Un Président qui soutient péremptoirement placer la défense de ses clients au même niveau que la protection des équilibres de la planète et affirme d'une manière lyrique "cette responsabilité active est inscrite dans les gênes du groupe. Elle est notre raison d'être pour explorer de nouvelles frontières".
Au delà de son édito récupérateur et marketisant M. Jean Marc Siano n'est pas sans savoir que l'agent de voyage est soumis aux obligations d'information, de résultat et de sécurité.
Sa responsabilité peut être recherchée s'il n'est pas en mesure d'apporter la preuve qu'il a fournie à son client, préalablement à la conclusion du contrat de voyage, une information qui aurait été de nature à modifier son choix ou le décider à ne pas souscrire.
Cette loyauté demandée par le législateur concerne tout autant les prestations servies que l'environnement dans lequel va s'inscrire le voyage : formalités administratives, situation sanitaire, risques politiques et bien évidemment risques climatiques.
Nouvelles Frontières connaissait les risques cycloniques
La société Nouvelles Frontières, au titre de professionnel du voyage ne peut arguer être dans l'ignorance du climat des Antilles, une destination qu'elle programme depuis des années.
De type tropical maritime la Martinique à deux saisons. L'une de novembre à mai dite du "carême" fait office d'hiver ; l'autre de juin à octobre dite "l'hivernage" a pour particularité d'être sujette aux cyclones.
Vendre de la Martinique en août alors que la meilleure saison pour s'y rendre est la période des fêtes de Noël et du Nouvel An comporte un risque. Certes tous les cyclones n'ont pas la violence de "Dean" qui ravagea la Martinique en août 2007, mais rien n'interdit de penser que ce type de catastrophe naturelle ne se reproduise plus.
Au reçu du mail du collectif "Dean dans le Rock 2007" http://deandanslerock2007.hautetfort.com/genese/ qui depuis 2 ans se bat avec pugnacité et courage pour obtenir une indemnisation équitable du préjudice de ses membres, nous avons visité le site Nouvelles Frontières.
En cliquant sur l'offre "hôtel Diamond Rock" nous avons constaté que nulle part il n'est fait mention de ce type de risque. Bien au contraire, la destination est présentée d'une manière idyllique, bien loin du vécu des clients consommateurs qui ont eu à affronter le cyclone "Dean" lors de leur séjour en 2007. Voir extrait de l'émission "on peut toujours s'entendre".
Ce qui en clair veut dire que Nouvelles Frontières n'a tiré aucune leçon du drame, on peut se poser la question si son objectif est bien la sécurité des voyageurs ou le de remplissage de son carnet de commandes ?

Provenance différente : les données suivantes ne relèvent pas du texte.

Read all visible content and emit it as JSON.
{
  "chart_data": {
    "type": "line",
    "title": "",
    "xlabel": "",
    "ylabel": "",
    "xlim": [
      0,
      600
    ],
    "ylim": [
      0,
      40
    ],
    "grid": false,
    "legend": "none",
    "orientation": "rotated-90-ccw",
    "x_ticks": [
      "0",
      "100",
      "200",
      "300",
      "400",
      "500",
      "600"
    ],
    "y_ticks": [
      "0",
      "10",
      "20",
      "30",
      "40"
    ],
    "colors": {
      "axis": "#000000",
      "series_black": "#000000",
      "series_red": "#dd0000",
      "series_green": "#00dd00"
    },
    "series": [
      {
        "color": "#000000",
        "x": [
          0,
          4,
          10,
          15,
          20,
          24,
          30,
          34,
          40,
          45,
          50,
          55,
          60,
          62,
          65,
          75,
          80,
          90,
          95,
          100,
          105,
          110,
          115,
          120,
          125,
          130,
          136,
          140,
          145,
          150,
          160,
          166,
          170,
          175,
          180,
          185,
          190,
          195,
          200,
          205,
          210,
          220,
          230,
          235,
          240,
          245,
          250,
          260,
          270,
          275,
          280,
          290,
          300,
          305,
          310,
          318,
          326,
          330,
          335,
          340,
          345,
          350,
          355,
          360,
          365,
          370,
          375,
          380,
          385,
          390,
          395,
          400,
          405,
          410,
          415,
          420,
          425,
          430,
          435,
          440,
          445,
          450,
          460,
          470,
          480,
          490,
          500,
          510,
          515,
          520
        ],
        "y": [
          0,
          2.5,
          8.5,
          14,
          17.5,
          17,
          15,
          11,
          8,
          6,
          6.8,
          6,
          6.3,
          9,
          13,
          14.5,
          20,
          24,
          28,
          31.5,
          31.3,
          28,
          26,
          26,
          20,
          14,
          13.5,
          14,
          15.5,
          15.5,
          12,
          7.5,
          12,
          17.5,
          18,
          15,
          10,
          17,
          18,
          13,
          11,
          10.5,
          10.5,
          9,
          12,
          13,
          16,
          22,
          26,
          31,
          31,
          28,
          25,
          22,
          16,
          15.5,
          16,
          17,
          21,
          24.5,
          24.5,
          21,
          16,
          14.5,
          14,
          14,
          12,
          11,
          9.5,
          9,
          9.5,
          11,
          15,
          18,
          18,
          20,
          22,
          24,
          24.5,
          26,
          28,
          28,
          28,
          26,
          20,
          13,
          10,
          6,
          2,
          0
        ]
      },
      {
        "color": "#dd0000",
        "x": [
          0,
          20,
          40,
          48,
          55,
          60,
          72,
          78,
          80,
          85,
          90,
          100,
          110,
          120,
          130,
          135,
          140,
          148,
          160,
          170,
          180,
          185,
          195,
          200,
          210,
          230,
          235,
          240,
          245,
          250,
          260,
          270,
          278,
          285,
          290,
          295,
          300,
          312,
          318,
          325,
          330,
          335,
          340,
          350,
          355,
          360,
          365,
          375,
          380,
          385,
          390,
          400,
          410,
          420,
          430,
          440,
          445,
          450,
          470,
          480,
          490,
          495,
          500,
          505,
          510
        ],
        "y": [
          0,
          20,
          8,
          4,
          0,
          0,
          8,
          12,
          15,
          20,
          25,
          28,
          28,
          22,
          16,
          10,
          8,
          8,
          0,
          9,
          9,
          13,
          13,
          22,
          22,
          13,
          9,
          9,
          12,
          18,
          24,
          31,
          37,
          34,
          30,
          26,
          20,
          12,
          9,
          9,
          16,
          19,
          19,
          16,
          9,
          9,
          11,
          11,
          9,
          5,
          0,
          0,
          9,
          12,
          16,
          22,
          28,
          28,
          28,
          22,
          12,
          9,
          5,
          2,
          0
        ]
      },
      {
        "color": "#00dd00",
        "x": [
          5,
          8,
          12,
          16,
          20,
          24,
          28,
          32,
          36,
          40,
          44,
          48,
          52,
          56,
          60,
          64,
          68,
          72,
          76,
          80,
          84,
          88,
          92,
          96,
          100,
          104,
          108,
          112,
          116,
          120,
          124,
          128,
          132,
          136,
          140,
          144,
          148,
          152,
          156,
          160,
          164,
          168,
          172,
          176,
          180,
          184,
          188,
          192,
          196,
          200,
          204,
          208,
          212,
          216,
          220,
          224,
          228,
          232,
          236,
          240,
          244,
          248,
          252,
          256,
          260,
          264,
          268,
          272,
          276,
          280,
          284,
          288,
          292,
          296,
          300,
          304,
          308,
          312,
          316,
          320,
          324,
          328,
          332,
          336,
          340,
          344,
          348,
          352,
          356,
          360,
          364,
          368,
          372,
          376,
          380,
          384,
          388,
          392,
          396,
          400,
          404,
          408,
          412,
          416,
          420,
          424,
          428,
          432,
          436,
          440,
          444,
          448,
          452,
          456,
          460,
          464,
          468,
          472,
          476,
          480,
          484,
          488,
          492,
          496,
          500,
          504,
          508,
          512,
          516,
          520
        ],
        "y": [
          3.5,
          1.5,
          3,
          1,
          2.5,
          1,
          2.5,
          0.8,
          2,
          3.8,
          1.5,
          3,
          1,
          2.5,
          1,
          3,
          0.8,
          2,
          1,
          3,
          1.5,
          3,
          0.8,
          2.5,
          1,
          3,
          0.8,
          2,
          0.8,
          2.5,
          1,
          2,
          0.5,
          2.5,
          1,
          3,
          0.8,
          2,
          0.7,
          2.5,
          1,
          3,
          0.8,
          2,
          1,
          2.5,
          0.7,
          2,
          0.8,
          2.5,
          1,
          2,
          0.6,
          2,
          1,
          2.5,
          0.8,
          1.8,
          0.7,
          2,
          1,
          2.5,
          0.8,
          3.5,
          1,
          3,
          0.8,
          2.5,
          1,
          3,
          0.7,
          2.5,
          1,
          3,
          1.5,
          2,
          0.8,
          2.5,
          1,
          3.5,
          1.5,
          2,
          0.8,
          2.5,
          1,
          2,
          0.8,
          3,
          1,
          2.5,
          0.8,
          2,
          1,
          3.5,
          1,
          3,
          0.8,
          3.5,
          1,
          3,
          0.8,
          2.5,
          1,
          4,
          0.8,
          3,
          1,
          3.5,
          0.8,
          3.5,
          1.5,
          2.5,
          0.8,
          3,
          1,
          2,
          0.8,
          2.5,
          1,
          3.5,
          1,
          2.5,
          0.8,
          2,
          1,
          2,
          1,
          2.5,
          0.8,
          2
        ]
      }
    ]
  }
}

Rappelons que les clients terrorisés ont été laissés sans assistance matérielle et psychologique et qu'ils ont eu leurs vacances gâchées :
- baignade en mer interdite par arrêté préfectoral ;
- randonnée impossible suite aux chutes d'arbres ;
- sorties en catamaran annulées ;
- accès aux sites touristiques impossible suite aux chutes d'arbres ;
- voitures de location non disponibles.
De plus, l'hôtel dont les cuisines étaient désorganisées n'a pu leur fournir de panier repas lors des quelques sorties que les clients ont entrepris par leurs propres moyens. Ils ont du payer les repas pris à l'extérieur de l'hôtel alors que la formule commerciale était du type "all inclusive".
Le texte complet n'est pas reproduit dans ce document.